La “Notte dei lunghi coltelli”, nota in Germania come Röhm-Putsch o “operazione colibrì”, fu un’epurazione cruenta ordinata da Adolf Hitler tra il 30 giugno e l’1 luglio 1934 con l’obiettivo di consolidare il suo potere all’interno del regime nazista. In quell’arco di tempo, le SS, con la Gestapo e la complicità della Reichswehr, eliminarono militarmente e politicamente decine di oppositori, tra cui spiccava Ernst Röhm, capo delle SA. L’evento segnò una svolta decisiva: Hitler dimostrò che nessuna sfida interna sarebbe stata tollerata, passando da cancelliere ad unico arbitro assoluto del Terzo Reich.
Tra la fine di giugno e l’estate del 1934 le violenze furono sistematiche: le SS penetrarono nei quartieri delle SA in Baviera (in particolare a Bad Wiessee) e a Berlino, arrestando e sopprimendo i vertici e molti seguaci. Le cifre ufficiali conteggiano 71 vittime, ma stime più attendibili collocano il bilancio tra 150 e 200 morti, con alcune valutazioni che arrivano fino a 400. Oltre alle SA, furono eliminati anche militari come il generale Kurt von Schleicher, esponenti del partito oppositore (quali Gregor Strasser) e figure legate al governo conservatore, inclusi collaboratori di Franz von Papen e membri estranei alla politica, come Erich Klausener.

Il colpo fu preparato meticolosamente da Hitler con l’appoggio di Hermann Göring, Heinrich Himmler e Reinhard Heydrich. L’azione fu giustificata come una risposta preventiva al presunto complotto delle SA guidato da Röhm, che aspirava a trasformare il movimento paramilitare in forza rivalizzante rispetto all’esercito tradizionale, la Reichswehr, e che, tra l’altro, sosteneva una “seconda rivoluzione” sociale e anticapitalista.
Il massacro si concluse ufficialmente il 1° luglio, giorno in cui Hitler promosse Viktor Lutze a nuovo capo delle SA e ottenne la piena fedeltà delle forze armate. Nella commemorazione tenuta il 13 luglio al Reichstag, Hitler rivendicò le esecuzioni, presentandole come necessarie per salvaguardare lo Stato e assicurare la stabilità nazionale.
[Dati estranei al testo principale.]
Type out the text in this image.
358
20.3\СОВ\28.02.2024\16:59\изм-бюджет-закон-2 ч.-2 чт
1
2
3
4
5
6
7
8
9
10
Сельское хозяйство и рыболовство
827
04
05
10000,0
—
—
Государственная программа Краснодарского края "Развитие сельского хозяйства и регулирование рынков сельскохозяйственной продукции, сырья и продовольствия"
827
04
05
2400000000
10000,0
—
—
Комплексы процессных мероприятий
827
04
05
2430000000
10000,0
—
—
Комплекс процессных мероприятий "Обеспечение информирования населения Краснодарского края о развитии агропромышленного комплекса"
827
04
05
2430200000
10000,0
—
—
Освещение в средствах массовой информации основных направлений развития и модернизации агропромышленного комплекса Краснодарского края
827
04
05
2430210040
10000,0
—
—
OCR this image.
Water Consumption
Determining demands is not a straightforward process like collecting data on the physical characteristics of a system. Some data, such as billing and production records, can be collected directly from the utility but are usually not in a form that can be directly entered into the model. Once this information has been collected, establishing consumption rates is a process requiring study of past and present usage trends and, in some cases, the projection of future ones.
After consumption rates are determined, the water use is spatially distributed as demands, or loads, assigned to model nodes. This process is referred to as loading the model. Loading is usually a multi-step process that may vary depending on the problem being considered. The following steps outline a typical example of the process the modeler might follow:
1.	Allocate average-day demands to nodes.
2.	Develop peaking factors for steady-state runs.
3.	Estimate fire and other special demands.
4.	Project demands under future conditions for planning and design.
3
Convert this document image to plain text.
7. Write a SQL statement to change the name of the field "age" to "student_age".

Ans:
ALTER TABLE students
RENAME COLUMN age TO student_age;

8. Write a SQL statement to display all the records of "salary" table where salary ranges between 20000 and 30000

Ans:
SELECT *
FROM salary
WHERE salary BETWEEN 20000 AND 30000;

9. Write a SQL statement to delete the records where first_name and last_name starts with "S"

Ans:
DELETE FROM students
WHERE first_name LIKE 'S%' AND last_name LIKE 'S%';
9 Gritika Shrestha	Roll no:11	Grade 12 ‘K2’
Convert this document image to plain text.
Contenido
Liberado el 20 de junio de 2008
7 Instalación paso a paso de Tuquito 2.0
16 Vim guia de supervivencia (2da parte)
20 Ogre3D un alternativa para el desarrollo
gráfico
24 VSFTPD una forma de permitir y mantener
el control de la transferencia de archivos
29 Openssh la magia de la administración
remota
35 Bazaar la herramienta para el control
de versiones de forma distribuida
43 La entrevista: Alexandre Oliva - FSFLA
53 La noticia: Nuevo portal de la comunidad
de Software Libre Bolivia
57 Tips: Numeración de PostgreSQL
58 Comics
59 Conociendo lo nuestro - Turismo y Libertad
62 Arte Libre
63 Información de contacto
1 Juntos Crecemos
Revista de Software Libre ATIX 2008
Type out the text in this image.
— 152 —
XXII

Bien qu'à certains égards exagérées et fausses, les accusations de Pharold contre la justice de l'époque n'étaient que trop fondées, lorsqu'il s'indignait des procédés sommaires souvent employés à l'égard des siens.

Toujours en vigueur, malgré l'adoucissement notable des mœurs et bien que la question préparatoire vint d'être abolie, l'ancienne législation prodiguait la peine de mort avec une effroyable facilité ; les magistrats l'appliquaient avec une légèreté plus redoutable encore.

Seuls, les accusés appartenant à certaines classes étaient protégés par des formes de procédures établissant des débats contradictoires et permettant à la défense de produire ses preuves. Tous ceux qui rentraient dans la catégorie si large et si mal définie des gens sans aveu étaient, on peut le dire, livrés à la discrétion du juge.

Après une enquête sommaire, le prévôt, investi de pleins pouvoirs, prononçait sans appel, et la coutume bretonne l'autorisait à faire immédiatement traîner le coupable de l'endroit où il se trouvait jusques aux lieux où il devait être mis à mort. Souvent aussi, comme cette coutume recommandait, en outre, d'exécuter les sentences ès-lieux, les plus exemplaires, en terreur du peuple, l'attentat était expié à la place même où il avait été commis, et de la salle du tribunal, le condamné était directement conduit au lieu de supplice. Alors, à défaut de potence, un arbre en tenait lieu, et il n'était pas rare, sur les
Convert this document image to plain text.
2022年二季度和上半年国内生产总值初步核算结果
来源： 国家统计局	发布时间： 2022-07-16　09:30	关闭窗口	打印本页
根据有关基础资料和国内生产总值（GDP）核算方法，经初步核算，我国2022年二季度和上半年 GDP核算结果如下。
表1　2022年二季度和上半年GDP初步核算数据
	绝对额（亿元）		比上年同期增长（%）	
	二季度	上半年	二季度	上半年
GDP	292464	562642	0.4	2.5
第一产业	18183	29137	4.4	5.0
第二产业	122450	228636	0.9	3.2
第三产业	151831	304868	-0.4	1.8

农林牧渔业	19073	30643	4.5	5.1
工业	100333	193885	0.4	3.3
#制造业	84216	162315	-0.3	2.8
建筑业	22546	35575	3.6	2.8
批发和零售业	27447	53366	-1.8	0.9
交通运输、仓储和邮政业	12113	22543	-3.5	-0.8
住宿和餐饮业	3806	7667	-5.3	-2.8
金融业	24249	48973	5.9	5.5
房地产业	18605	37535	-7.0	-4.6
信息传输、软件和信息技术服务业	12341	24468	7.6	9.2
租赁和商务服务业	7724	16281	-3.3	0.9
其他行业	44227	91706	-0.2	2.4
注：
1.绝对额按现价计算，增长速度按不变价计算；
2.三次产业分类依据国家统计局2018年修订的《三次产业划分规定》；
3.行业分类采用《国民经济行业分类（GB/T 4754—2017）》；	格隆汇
Il terribile evento consolidò il controllo personale di Hitler su esercito e partito, grazie all’azzeramento di possibili rivali. E, soprattutto, stabilì un precedente oscuro: la legittimazione delle esecuzioni extragiudiziali da parte dello Stato. La violenza interna, insomma, divenne strumento politico.